Ten genes (BRCA1, BRCA2, CHEK2, ERBB2, FGFR2, LSP1, MAP3K1, RCAS1, TOX3, and TP53) were selected in the present study as candidate genes for CMT. The samples were genotyped for 63 SNPs using the iPLEX Gold Mass ARRAY according to the manufacturer's protocol (Sequenom). Due to the difference in population structure in humans and dogs, a different SNP selection approach was used here rather than the tagSNP approach, which would have been used in humans based on the human HapMap (32). Within dog breeds there are long haplotypes (∼1 Mb in size) resulting from the recent breed creation. This means that most genes reside within a block of complete linkage disequilibrium, where no recombination has occurred since breed creation. Because haplotype maps for individual dog breeds do not exist at this point, it is not possible to pick tagSNPs, but instead one can guess that most of the three to five haplotypes expected to cover a gene would be tagged with at least five SNPs. Thus, the SNPs were chosen from the 2.5 million SNP map described in Lindblad-Toh and colleagues (30). This map has roughly one SNP per thousand bases of sequence and is not exhaustive enough to thoroughly describe coding SNPs. No difference was therefore made between coding and noncoding SNPs. We choose evenly spaced, nonrepetitive SNPs from the start to the end of each gene; we aimed for seven SNPs per gene on average, resulting in four SNPs for some genes with fewer nonrepetitive SNPs reported (e.g., BRCA2), to nine SNPs in some large genes (e.g., FGFR2). Thus, four to nine SNPs per candidate gene (63 SNPs in total) were selected from the available dog genome sequences in the UCSC Genome Browser, Dog May 2005 (CanFam2) assembly (Table 1 and Supplementary Table S1).

The primers for amplification and extension were designed using Mass ARRAY Assay Design v.3.1 software. DNA was amplified using PCR, and the remaining nucleotide triphosphates were deactivated by phosphatase treatment (SAP). A single base primer extension step was performed, and the allele specific extension products of different masses were quantitatively analyzed using MALDI TOF Mass Specs.

Data analysis

The primary genotype data was analyzed using the Typer 4.0 Analyzer User Interface software (Sequenom) for cluster analysis.
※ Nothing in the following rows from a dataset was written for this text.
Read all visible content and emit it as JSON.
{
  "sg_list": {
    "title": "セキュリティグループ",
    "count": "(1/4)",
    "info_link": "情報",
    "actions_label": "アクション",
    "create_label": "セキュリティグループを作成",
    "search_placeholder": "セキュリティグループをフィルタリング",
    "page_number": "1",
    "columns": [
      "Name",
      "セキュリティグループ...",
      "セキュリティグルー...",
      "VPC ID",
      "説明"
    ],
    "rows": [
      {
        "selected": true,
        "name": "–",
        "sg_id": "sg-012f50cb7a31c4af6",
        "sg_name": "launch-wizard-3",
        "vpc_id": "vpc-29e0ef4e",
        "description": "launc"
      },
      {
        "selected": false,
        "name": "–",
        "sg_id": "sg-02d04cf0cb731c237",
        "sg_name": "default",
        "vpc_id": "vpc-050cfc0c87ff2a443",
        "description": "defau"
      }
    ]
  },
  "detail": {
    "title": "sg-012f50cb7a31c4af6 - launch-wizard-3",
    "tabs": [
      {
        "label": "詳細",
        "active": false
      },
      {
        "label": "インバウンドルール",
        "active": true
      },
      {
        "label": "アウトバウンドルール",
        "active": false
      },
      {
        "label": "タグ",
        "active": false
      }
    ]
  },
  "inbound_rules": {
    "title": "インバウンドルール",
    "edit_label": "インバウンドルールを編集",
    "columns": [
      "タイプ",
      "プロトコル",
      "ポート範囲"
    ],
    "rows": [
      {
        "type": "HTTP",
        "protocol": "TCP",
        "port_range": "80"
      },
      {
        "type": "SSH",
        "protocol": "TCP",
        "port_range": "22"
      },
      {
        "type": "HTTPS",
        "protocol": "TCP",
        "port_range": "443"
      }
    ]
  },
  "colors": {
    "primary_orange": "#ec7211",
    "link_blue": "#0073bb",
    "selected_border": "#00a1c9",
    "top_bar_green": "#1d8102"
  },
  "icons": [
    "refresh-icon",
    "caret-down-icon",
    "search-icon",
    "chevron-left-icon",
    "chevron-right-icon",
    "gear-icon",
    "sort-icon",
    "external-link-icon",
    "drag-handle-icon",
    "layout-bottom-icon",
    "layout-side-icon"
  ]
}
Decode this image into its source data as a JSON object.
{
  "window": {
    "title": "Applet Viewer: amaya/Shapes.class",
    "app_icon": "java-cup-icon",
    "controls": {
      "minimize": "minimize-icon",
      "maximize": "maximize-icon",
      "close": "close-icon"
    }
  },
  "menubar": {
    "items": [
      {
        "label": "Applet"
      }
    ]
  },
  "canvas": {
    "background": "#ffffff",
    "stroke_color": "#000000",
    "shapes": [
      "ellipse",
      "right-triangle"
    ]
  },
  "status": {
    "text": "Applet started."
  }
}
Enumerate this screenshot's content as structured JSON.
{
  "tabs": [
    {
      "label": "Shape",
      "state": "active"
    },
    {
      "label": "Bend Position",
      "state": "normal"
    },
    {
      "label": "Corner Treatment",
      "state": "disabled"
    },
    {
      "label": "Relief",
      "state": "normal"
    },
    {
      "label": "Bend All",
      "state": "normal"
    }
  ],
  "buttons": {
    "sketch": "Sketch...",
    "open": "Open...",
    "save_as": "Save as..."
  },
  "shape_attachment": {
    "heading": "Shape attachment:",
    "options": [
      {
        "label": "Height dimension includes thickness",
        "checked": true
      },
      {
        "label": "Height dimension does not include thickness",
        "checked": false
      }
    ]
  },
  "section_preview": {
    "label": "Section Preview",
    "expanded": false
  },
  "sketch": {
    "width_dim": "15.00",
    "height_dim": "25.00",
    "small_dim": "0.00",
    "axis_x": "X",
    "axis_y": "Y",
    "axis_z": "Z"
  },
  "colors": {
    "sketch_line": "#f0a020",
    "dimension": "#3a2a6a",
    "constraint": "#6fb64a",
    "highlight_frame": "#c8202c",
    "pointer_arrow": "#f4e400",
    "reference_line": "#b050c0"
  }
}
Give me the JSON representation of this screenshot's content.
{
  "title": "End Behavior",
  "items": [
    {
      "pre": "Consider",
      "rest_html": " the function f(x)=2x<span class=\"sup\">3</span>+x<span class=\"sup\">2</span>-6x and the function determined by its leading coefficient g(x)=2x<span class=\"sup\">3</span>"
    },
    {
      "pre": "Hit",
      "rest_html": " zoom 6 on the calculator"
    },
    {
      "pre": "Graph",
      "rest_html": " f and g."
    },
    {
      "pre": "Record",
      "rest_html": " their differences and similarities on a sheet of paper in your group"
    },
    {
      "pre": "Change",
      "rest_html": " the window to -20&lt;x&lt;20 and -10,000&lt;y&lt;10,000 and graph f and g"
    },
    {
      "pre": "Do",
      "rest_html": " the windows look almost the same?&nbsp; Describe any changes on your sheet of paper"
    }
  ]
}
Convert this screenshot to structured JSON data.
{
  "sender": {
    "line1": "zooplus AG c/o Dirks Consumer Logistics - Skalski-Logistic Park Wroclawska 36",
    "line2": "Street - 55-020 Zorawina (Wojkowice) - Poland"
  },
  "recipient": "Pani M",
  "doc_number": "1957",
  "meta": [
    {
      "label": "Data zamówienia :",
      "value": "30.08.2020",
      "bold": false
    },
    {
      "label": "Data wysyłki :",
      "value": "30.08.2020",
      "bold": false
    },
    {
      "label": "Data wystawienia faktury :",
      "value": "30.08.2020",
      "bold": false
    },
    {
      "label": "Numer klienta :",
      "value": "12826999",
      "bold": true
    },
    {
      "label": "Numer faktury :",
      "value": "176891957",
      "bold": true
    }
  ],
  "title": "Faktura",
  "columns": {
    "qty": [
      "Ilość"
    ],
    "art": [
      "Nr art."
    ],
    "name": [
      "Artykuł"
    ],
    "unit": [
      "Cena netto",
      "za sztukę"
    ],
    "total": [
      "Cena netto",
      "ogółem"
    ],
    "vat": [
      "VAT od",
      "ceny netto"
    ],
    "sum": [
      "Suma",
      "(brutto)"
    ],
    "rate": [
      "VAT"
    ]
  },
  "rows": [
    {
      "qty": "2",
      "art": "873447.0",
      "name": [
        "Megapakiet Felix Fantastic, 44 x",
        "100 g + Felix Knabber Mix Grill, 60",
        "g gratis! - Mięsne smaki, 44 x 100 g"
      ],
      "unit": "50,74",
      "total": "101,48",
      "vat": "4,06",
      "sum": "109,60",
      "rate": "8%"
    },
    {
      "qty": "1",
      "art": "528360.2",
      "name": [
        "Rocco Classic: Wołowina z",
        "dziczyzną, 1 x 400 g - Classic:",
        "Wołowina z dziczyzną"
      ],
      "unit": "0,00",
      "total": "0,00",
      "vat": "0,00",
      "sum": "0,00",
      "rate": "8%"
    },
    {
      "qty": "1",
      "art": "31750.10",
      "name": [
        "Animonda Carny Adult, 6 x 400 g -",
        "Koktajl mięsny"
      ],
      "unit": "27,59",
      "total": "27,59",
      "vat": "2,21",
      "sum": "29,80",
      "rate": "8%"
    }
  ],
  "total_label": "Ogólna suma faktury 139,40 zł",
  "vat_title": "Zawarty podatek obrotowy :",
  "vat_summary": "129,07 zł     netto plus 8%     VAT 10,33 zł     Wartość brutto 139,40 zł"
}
SNPs with a call rate of >75% and a minor allele frequency (MAF) of at least 5% were included in each analysis. Samples with a call rate of ≤75% were excluded from further analysis. After filtering, the number of informative SNPs ranged from 32 to 39 SNPs in the different analyses (Supplementary Table S2).

We analyzed all cases versus all controls for data sets 1 and 2 separately and together to investigate whether a single SNP or haplotype was present at a significantly higher or lower frequency in cases compared with controls and thus associated with CMT. Haplotypes were created from all SNPs remaining after filtering in each gene. Haplotype analysis could not be performed for the TP53 and LSP1 genes, because only one SNP remained after filtering for these genes. Malignant versus controls, benign versus controls, and malignant versus benign were analyzed only for affected dogs in data set 1 with diagnosis confirmed by histopathology. Cases in data set 2 were not included due to the low number of cases with confirmed diagnosis by histopathology and to the relatedness of the dogs in this data set. Association analyses for all comparisons were performed with the PLINK software (33) for single χ2 SNP association, haplotype association, odds ratios, and MAF. Nominal (raw) χ2 and Bonferroni corrected χ2P values were calculated to adjust for the multiple testing that arises from evaluating several SNPs or haplotypes (34, 35). A Bonferroni corrected P < 0.05, with correction for total SNP number remaining after filtering in each analysis, was considered statistically significant, although this likely overcorrects due to the fact that most SNPs within a gene are likely linked to each other and are therefore not unrelated observations.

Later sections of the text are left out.